Identifying the source

How do we scan the brain to find pattern recognition? We do not scan the brain right now because our technology is not powerful enough to give us a clear enough picture but we have much evidence to say that what we are looking at is accurate enough to infer the next step - by the time I have approached this several more times from other angles it should become clear that in fact we can create a scanner to find pattern recognition - this time I use the sprinkler as an example.

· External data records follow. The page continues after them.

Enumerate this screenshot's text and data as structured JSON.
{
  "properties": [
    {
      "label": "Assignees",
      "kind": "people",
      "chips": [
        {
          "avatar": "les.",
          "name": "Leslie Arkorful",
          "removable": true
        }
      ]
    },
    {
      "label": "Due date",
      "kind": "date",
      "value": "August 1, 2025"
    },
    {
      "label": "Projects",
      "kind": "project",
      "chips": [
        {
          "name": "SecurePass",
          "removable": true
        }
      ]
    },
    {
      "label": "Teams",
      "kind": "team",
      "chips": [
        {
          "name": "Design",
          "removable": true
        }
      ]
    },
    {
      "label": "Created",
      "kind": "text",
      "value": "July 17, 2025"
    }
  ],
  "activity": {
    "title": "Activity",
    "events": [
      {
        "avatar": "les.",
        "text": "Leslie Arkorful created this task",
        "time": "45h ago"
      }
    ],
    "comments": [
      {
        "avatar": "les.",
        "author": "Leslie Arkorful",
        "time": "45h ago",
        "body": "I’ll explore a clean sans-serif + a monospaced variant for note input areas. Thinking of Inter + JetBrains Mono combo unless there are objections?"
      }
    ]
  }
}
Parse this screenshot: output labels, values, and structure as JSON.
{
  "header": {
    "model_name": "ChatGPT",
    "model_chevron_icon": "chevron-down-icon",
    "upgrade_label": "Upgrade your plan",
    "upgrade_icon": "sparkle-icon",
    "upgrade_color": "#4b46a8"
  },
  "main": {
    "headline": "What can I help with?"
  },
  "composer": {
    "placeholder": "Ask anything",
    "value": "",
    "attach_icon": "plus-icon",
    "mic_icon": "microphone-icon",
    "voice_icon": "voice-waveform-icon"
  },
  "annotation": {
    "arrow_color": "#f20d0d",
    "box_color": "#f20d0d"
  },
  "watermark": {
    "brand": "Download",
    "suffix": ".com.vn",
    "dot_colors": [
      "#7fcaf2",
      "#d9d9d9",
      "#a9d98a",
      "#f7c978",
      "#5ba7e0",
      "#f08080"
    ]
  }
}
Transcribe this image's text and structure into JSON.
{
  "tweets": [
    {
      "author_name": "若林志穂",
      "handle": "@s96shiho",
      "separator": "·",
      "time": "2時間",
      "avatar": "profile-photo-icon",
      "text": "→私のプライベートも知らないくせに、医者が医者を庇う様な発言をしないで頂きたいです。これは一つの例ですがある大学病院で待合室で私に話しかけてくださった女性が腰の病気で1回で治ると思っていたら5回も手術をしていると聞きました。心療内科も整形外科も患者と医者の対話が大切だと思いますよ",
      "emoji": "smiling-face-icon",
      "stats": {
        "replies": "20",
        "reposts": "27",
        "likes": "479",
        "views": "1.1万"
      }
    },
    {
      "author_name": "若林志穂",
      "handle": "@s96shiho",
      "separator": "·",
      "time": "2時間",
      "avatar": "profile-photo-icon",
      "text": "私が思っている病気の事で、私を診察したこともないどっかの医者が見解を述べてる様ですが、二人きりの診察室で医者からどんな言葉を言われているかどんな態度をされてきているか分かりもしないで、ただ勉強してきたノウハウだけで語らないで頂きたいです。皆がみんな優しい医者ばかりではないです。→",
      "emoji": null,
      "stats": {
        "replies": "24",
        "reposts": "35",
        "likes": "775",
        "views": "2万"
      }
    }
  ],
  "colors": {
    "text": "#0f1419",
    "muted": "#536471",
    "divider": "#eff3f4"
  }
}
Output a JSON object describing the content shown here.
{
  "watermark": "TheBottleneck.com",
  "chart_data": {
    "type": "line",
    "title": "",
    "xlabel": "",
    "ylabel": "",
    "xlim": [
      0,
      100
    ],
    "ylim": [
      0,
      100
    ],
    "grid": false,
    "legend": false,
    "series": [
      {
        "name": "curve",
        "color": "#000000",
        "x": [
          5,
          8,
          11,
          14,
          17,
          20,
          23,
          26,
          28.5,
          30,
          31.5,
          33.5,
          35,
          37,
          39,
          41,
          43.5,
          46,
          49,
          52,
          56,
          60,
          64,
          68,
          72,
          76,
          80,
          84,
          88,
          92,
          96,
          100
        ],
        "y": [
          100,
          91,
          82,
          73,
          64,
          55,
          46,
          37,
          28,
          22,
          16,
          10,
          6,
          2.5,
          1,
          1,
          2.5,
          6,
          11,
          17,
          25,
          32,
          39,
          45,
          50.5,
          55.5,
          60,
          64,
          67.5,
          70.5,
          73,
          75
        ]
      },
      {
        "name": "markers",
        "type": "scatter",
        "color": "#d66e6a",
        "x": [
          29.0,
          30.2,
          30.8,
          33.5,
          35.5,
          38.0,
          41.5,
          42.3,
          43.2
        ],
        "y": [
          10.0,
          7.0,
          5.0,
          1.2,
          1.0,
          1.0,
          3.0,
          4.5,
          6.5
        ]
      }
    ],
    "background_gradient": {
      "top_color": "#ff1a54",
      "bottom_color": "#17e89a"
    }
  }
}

Try not to think too much about the sprinkler itself - just think about the pattern the water droplets make as they leave the sprinkler and also realize that this pattern has a source(where the sprinkler is located). We can do the same with the brain - we can say that when a person thinks of a cat then a certain part of the brain is the source of that thought. So even though our tech is not powerful enough to give us an exact picture we can move from the source into more abstract notions.

Analogy
By pattern recognition, we are talking about how the mind recognizes objects or properties or events based on how well it matches similar patterns from past experience. By pattern recognition we are talking about my principle of analogy and what that entails - that a cat and a dog has four legs says that the cat and the dog are more closely related than the fish but things could be connected in commonalities with fish if two entities ate fish then they are closer because of the fish.

Graph the source
What would we be looking at in the brain–via an fMRI scan, for example–such that we could say: ah, the brain is recognizing a pattern in its sensory input? The fMRI is not a powerful enough scan to give us an absolutely clear enough picture of recognition taking place inside the brain - then there is the problem of mind - mind being the software running atop the hardware is processing information using a different language than the brain - so hence we have an issue that must be first worked out regarding the difference between the brain and mind. The fMRI can only help us get at the source - graph the source.